The situation is also caused by heavy floods which often overlapped the road during heavy down pour of rain, Mr. Roberts alarmed.
Also making remarks at the graduation ceremony, the proprietor of the Academy, Rev. Augustine S. Arkoi, cautioned parents and guardians throughout the country to provide extra care for their children as they (children strive for quality education for better future.
This, he said, would ensure that all return to school safe and sound to continue their academic sojourn.
He named some of the problems with the potential to undermine children's development as teenage and unwanted pregnancies, prostitution, among others.
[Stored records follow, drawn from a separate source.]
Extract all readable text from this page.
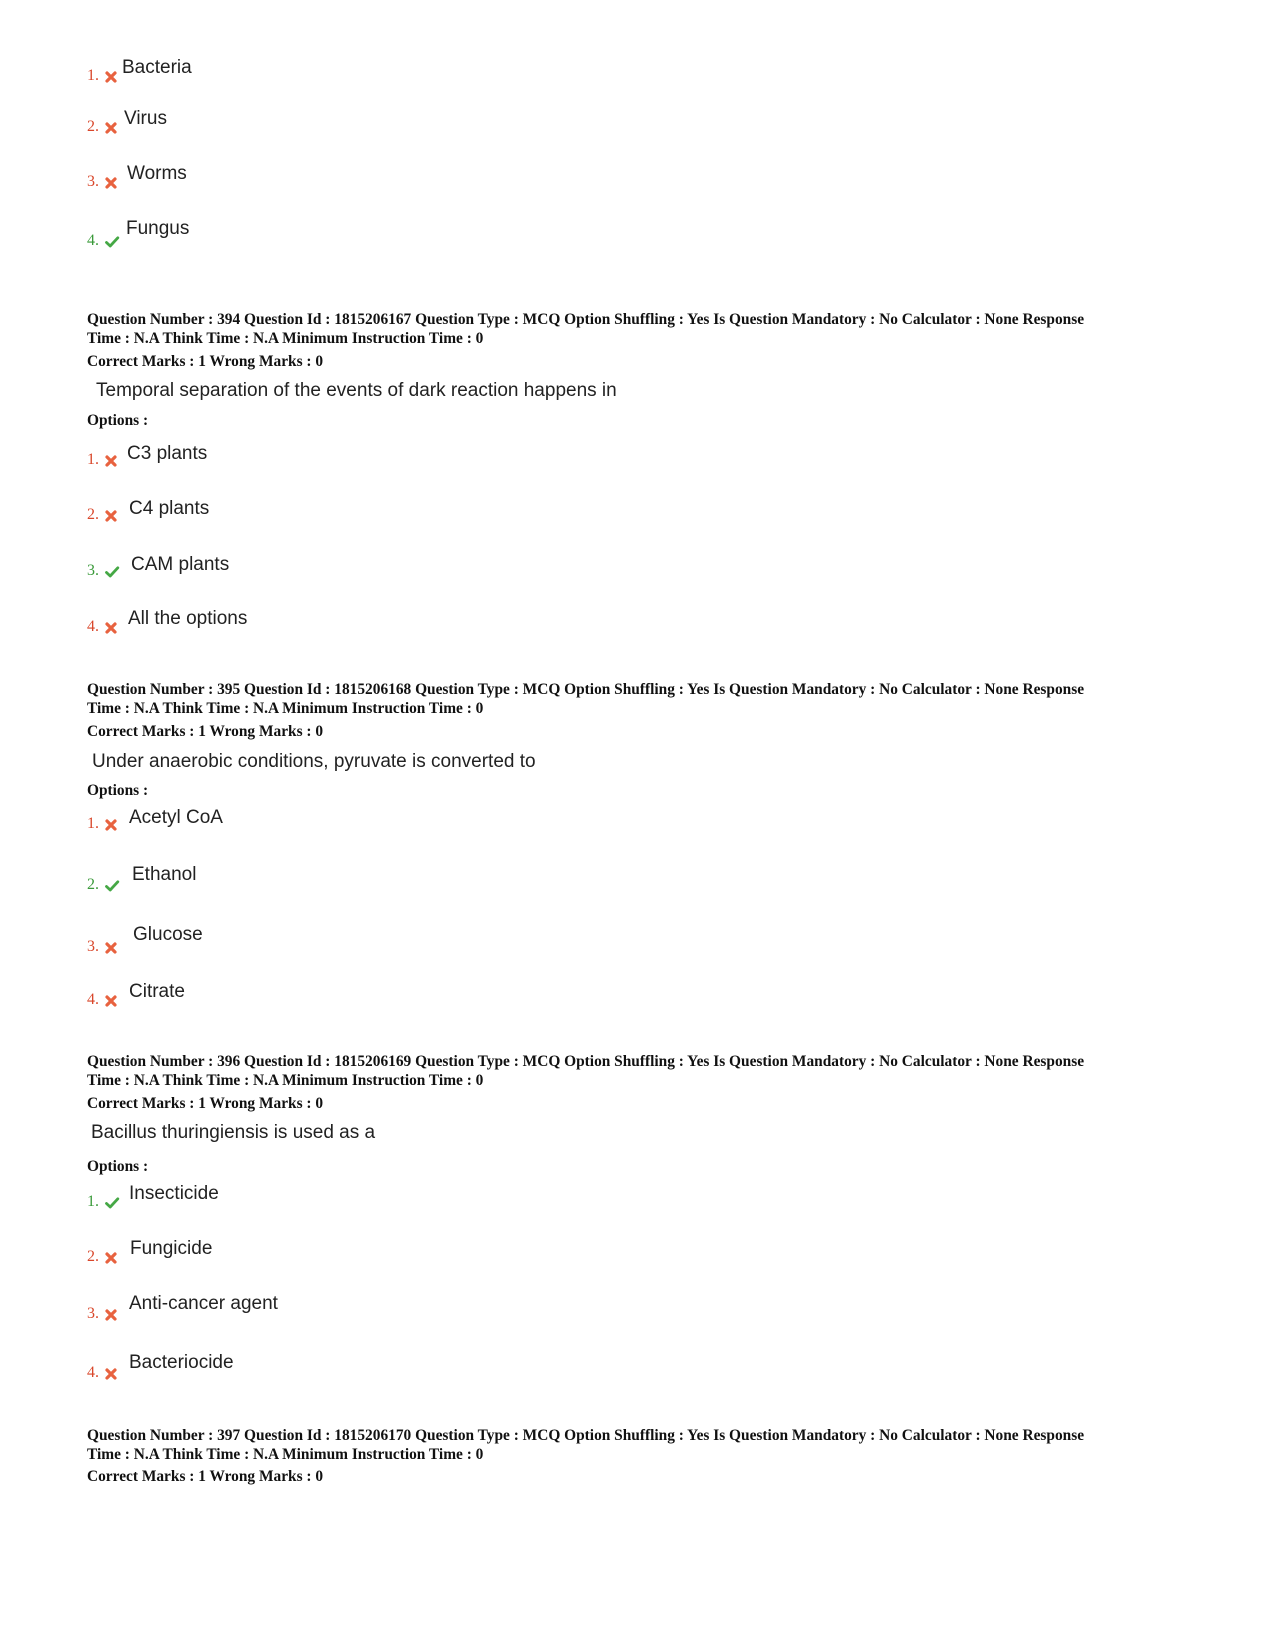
1. Bacteria
2. Virus
3. Worms
4.
Fungus
Question Number : 394 Question Id : 1815206167 Question Type : MCQ Option Shuffling : Yes Is Question Mandatory : No Calculator : None Response
Time : N.A Think Time : N.A Minimum Instruction Time : 0
Correct Marks : 1 Wrong Marks : 0
Temporal separation of the events of dark reaction happens in
Options :
1. C3 plants
2. C4 plants
3. CAM plants
4. All the options
Question Number : 395 Question Id : 1815206168 Question Type : MCQ Option Shuffling : Yes Is Question Mandatory : No Calculator : None Response
Time : N.A Think Time : N.A Minimum Instruction Time : 0
Correct Marks : 1 Wrong Marks : 0
Under anaerobic conditions, pyruvate is converted to
Options :
1. Acetyl CoA
2. Ethanol
3.
Glucose
4. Citrate
Question Number : 396 Question Id : 1815206169 Question Type : MCQ Option Shuffling : Yes Is Question Mandatory : No Calculator : None Response
Time : N.A Think Time : N.A Minimum Instruction Time : 0
Correct Marks : 1 Wrong Marks : 0
Bacillus thuringiensis is used as a
Options :
1. Insecticide
2. Fungicide
3. Anti-cancer agent
4. Bacteriocide
Question Number : 397 Question Id : 1815206170 Question Type : MCQ Option Shuffling : Yes Is Question Mandatory : No Calculator : None Response
Time : N.A Think Time : N.A Minimum Instruction Time : 0
Correct Marks : 1 Wrong Marks : 0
Rev. Arkoi, at the same time, described as a shame for Liberia, a post-war country that is striving for reconstruction to be rated as having one of the highest recorded teenage pregnancies in the world.
He, at the same time, called on parents, guardians, school authorities and the government of Liberia to collectively work towards improving the situation for the betterment of the country.
Rev. Arkoi reiterated that New Hope Academy, would continue to work in partnership with the Africa-Asia Destitute Relief Foundation (ADRF) of South Korea and other partners in expanding the Academy's scholarship program to other parts of Liberia.
More than 150 at-risked youths and children of underprivileged families benefited from scholarship during the past academic year.
Rev. Arkoi is meanwhile calling on educational stakeholders to provide more support to students and other youths for to have access to quality and affordable education consistent with Liberia's as aspirations in line with the millennium Development Goals.